Os governos da Turquia e da Arménia manifestaram na quarta-feira a sua vontade de acelerar o processo de normalização das relações durante uma visita histórica do Ministro dos Negócios Estrangeiros arménio Ararat Mirzoian, depois de Yerevan ter anunciado a entrega de ajuda às vítimas do terramoto na semana passada.
O Ministro dos Negócios Estrangeiros turco Mevlut Cavusoglu disse que a visita do seu homólogo arménio «é muito significativa» e elogiou a prestação de ajuda por parte da Arménia. «A Arménia disse que fornecerá ajuda adicional. Agradecemo-lhes por isso. A Arménia tem demonstrado solidariedade e cooperação nestes dias difíceis», disse ele.
«Precisamos de manter esta solidariedade. O processo de normalização continua no Cáucaso do Sul», disse Cavusoglu, que indicou que «o processo de normalização das relações da Arménia com a Turquia e o Azerbaijão contribuirá para a paz e prosperidade na região», como relatou o diário turco ‘Hurriyet’.

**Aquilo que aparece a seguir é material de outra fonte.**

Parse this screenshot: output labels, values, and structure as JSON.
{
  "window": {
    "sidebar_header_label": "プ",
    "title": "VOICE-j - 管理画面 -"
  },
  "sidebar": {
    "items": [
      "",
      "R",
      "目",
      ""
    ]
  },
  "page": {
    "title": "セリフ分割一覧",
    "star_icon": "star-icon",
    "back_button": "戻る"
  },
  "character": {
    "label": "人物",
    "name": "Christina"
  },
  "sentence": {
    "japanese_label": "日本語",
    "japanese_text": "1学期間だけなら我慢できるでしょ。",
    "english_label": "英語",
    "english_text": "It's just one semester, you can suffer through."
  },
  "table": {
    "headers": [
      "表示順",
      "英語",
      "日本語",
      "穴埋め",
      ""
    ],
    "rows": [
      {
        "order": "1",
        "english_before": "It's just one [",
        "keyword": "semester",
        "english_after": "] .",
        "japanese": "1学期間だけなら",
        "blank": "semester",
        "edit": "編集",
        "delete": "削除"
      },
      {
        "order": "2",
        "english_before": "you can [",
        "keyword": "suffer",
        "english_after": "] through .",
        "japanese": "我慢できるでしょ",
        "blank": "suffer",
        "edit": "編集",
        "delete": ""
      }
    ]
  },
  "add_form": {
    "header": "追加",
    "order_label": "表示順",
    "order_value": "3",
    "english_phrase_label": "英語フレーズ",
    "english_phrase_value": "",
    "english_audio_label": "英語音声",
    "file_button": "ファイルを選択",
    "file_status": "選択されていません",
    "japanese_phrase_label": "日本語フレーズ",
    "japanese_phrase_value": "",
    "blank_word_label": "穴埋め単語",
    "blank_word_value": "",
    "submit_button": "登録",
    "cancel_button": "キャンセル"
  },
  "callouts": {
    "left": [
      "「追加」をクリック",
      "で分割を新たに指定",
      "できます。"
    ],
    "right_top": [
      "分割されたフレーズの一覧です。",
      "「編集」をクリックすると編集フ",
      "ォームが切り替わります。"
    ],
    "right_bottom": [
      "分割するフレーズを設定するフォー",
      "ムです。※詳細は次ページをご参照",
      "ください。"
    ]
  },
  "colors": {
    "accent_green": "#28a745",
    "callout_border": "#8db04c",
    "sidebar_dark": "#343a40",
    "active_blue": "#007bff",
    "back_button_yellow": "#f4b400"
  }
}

Pela sua parte, Mirzoian reiterou o desejo da Arménia de «construir a paz na região» e «normalizar e estabelecer relações diplomáticas com a Turquia», ao mesmo tempo que expressava a vontade de Yerevan de «abrir completamente» a fronteira entre os dois países.
«Discutimos certas questões relacionadas com este processo e temos um acordo para restaurar a ponte Ani através de esforços conjuntos e abordar as respectivas infra-estruturas tendo em vista a reabertura total da fronteira», afirmou, tal como relatado pela agência noticiosa arménia Armenpress.
Mirzoian expressou as suas condolências às famílias das vítimas dos terramotos e disse que «o mundo deve agir numa frente unificada» sempre que houver uma catástrofe natural. «Creio que a comunidade internacional não deve permanecer indiferente às crises humanitárias em qualquer parte do mundo», disse ele.
A Turquia e a Arménia estão empenhadas há meses num processo de normalização das suas relações, que foram gravemente prejudicadas pelo apoio da Turquia ao Azerbaijão no conflito sobre a região de Nagorno-Karabakh e pela recusa de Ancara em reconhecer o genocídio arménio cometido pelo antigo Império Otomano entre 1915 e 1923.